Saturday, 30 July 2016

Desperate Hours | Michael Cimino, 1990

In the opening sequence of Michael Cimino’s Desperate Hours, a car races through an idyllic valley. Mountains, open roads, lakes; the full moon huge in the sky before the dawn, the morning sun illuminating it all after. This is a long drive, uninterrupted. Just the road, just the car, just the world.

A panicked woman emerges from the car, leaves it, and half-runs to a bus stop. Elsewhere, a man is marched through holding cells shackled in chains; barred windows and reinforced gates, locks and keys. His cuffs are removed behind two locked doors and he is led into a courtroom. Michael Bosworth, a master-criminal, wants to escape, and his lawyer, Nancy, wants to help him. They are in love.

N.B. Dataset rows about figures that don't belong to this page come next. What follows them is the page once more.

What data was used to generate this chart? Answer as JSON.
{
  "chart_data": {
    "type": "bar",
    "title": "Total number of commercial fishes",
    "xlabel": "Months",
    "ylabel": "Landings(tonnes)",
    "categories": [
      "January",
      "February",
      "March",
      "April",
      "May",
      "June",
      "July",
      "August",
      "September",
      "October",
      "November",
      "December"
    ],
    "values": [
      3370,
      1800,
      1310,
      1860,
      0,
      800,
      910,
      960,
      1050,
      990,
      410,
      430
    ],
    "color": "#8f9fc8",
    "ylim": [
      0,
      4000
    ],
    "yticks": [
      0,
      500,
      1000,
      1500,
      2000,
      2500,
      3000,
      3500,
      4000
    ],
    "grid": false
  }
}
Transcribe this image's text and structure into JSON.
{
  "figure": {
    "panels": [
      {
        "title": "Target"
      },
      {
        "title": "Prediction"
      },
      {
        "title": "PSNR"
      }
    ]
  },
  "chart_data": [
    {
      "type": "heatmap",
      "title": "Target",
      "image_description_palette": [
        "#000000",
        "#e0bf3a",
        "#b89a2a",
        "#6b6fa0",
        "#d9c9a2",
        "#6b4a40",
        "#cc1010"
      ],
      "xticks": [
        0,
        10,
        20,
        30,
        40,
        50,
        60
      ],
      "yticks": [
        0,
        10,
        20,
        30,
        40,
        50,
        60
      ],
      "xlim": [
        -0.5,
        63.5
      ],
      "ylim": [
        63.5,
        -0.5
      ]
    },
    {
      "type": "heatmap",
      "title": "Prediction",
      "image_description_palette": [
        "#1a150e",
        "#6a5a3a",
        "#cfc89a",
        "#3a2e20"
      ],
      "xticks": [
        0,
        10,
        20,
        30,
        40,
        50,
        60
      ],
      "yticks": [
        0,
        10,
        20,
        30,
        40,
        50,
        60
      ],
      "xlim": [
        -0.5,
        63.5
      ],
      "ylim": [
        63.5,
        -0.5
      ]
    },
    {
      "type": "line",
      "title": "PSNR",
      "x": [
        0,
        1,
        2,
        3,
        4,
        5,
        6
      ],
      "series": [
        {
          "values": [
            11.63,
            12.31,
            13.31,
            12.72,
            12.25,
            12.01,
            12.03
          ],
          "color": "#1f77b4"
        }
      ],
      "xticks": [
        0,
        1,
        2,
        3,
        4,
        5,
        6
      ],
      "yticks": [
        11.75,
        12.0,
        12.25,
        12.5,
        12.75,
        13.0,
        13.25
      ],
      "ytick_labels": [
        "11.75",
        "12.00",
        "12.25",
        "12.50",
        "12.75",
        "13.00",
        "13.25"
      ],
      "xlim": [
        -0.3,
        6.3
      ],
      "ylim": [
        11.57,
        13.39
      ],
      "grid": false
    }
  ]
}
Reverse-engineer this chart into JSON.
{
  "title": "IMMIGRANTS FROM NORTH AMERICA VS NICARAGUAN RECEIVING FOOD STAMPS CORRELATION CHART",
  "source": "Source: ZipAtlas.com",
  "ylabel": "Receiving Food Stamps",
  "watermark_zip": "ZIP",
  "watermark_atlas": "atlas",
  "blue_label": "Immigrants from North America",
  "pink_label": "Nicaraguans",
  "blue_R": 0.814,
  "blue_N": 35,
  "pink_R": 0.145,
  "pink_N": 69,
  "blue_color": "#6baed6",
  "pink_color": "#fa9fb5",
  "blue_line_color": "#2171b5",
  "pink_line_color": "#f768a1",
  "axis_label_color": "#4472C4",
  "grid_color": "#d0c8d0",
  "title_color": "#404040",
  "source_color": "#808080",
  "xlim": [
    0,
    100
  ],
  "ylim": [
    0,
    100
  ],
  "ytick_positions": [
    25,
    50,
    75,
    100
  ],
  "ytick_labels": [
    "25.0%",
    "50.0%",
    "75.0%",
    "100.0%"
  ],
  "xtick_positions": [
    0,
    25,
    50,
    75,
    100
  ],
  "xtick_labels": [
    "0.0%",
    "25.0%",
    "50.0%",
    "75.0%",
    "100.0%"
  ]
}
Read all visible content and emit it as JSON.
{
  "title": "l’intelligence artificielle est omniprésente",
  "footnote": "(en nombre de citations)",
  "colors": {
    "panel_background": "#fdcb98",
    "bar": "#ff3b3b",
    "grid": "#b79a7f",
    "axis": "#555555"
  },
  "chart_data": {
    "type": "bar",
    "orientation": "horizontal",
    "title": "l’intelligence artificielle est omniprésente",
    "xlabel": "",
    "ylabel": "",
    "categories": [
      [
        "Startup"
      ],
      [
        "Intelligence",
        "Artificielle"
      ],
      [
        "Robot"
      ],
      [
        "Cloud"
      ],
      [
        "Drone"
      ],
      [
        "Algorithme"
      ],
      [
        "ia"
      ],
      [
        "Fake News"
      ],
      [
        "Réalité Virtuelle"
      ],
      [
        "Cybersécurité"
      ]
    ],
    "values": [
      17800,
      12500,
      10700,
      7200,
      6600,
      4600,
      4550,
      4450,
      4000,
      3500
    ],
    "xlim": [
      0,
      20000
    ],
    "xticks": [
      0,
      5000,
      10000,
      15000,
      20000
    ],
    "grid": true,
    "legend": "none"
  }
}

He promises he’ll wait for her “as long as it takes”. His plan is objectively simple: make her look like a hostage in his escape, find a home in the suburbs to wait for her to clear her name, wait for her to find him, then run away together.

But he’s already free. Following his escape, he is driven by his brother and an accomplice through the valley to pick up Nancy’s car. When asked whether the cops will be looking for their own getaway vehicle, Bosworth remarks: “they will, but not this one.” He could escape now in Nancy’s car and nobody would find him. Yet he goes back to wait for her. He loves Nancy. He won’t break his word.

Bosworth is an honest man, if not a good man, in a dishonest America. He invades the suburban, art-filled home of a separated family. Its owner, a Vietnam veteran, cheated on his wife with a younger woman, and the family home is up for sale. During his invasion, Bosworth coldly rallies against the rules of the family -- letting the young son play Mike Tyson’s Punch-Out on the NES instead of going to bed -- and uses sparing threats of violence and surprising gestures of trust and good faith to maintain a sense of calm superiority over his confused hostages. Yet, of course, they don't respond well to being held prisoner. And they fight back.

But they never win; Bosworth just loses. A gun without bullets has no power; a man with nobody to trust has nothing to gain. Everyone is out for themselves. The family embrace and reunite in celebration as if nothing has forced them apart. Bosworth lies alone on the front lawn. There’s no room for honest men in America.